Ich bekam Kopfschmerzen von all ihren Vorschlägen, wie ich denn jetzt am besten mit Sebas umgehen sollte.
Die Hälfte ihrer Vorschläge ignorierte ich einfach, es war einfach nur schwer auszuhalten und ich wunderte mich wirklich, wie sie die Zeit hatte, um sich auch noch über meine Probleme so viele Gedanken zu machen.
Glücklicherweise setzte Liv mich nur schnell ab und bestand nicht darauf, unsere Choreo anzuschauen und zu überprüfen, was mir einen Augenblick Zeit gab, vor der Tür innezuhalten und Luft zu holen.
Das Glöckchen über der Tür erklang als ich eintrat und die leise Musik, die aus einer Ecke der Raums erklang, stoppte.
"Hey."
"Hey."
Sebas kam auf mich zu, seine Schritte leise auf dem glatten Boden.
Es war einen Moment wirklich still zwischen uns beiden und ich wusste nicht genau, wo ich anfangen sollte.

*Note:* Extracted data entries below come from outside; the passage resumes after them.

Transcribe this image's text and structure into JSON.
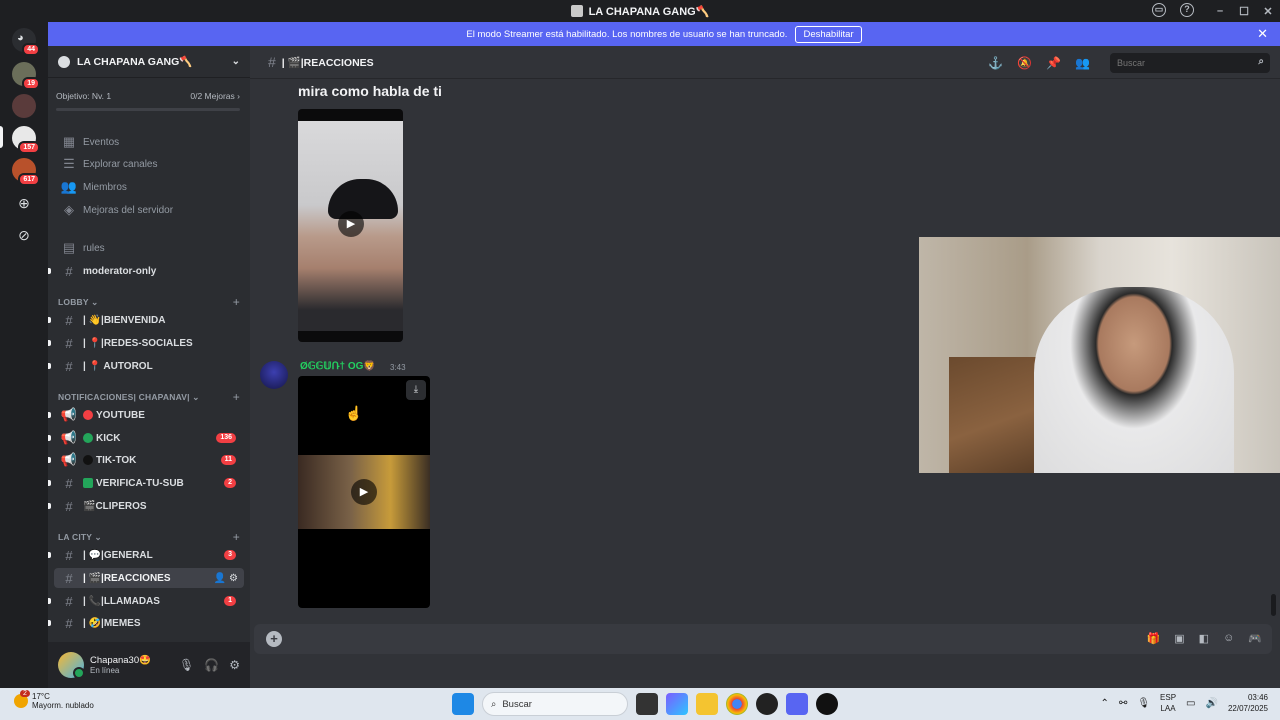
{
  "window": {
    "title": "LA CHAPANA GANG🪓"
  },
  "banner": {
    "text": "El modo Streamer está habilitado. Los nombres de usuario se han truncado.",
    "button": "Deshabilitar"
  },
  "rail": {
    "badges": [
      "44",
      "19",
      "157",
      "617"
    ]
  },
  "server": {
    "name": "LA CHAPANA GANG🪓",
    "goal_label": "Objetivo: Nv. 1",
    "goal_progress": "0/2 Mejoras",
    "goal_fraction": 0.0,
    "menu": [
      "Eventos",
      "Explorar canales",
      "Miembros",
      "Mejoras del servidor"
    ]
  },
  "channels": {
    "top": [
      {
        "name": "rules",
        "badge": ""
      },
      {
        "name": "moderator-only",
        "badge": ""
      }
    ],
    "lobby_label": "LOBBY",
    "lobby": [
      {
        "name": "| 👋|BIENVENIDA",
        "badge": ""
      },
      {
        "name": "| 📍|REDES-SOCIALES",
        "badge": ""
      },
      {
        "name": "| 📍 AUTOROL",
        "badge": ""
      }
    ],
    "notif_label": "NOTIFICACIONES| CHAPANAV|",
    "notif": [
      {
        "name": "YOUTUBE",
        "badge": ""
      },
      {
        "name": "KICK",
        "badge": "136"
      },
      {
        "name": "TIK-TOK",
        "badge": "11"
      },
      {
        "name": "VERIFICA-TU-SUB",
        "badge": "2"
      },
      {
        "name": "🎬CLIPEROS",
        "badge": ""
      }
    ],
    "city_label": "LA CITY",
    "city": [
      {
        "name": "| 💬|GENERAL",
        "badge": "3"
      },
      {
        "name": "| 🎬|REACCIONES",
        "badge": ""
      },
      {
        "name": "| 📞|LLAMADAS",
        "badge": "1"
      },
      {
        "name": "| 🤣|MEMES",
        "badge": ""
      }
    ]
  },
  "user": {
    "name": "Chapana30🤩",
    "status": "En línea"
  },
  "chat": {
    "channel": "| 🎬|REACCIONES",
    "search_placeholder": "Buscar",
    "message1": "mira como habla de ti",
    "author": "Ø𝔾𝔾𝕌Ռ† OG🦁",
    "time": "3:43"
  },
  "taskbar": {
    "weather_badge": "2",
    "temperature": "17°C",
    "condition": "Mayorm. nublado",
    "search": "Buscar",
    "lang1": "ESP",
    "lang2": "LAA",
    "time": "03:46",
    "date": "22/07/2025"
  }
}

"Sollen wir trainieren oder gleich darüber reden?"
Sebas brachte es ziemlich deutlich auf den Punkt.
"Lass uns erstmal ein wenig trainieren, ich hab ein paar kleine Änderungen an meiner Haltung versucht und würde die gerne üben."
Was tatsächlich auch so war.
Außerdem brauchen wir das Training, Livs Hochzeit war nur noch etwa einen Monat entfernt, wir hatten bald keine Zeit mehr.
"Okay."
Ich glaubte ihn leise seufzen zu hören, war mir aber nicht sicher und sagte deswegen auch nichts mehr weiter.
Wir trainierten von sechs bis um acht wie verbissen an unserer Choreo. Ich weiß nicht, was es war, das uns so antrieb, aber wir waren so konzentriert und tatsächlich auch nah an fehlerfrei, dass ich das Grinsen irgendwann nicht mehr aus dem Gesicht bekam.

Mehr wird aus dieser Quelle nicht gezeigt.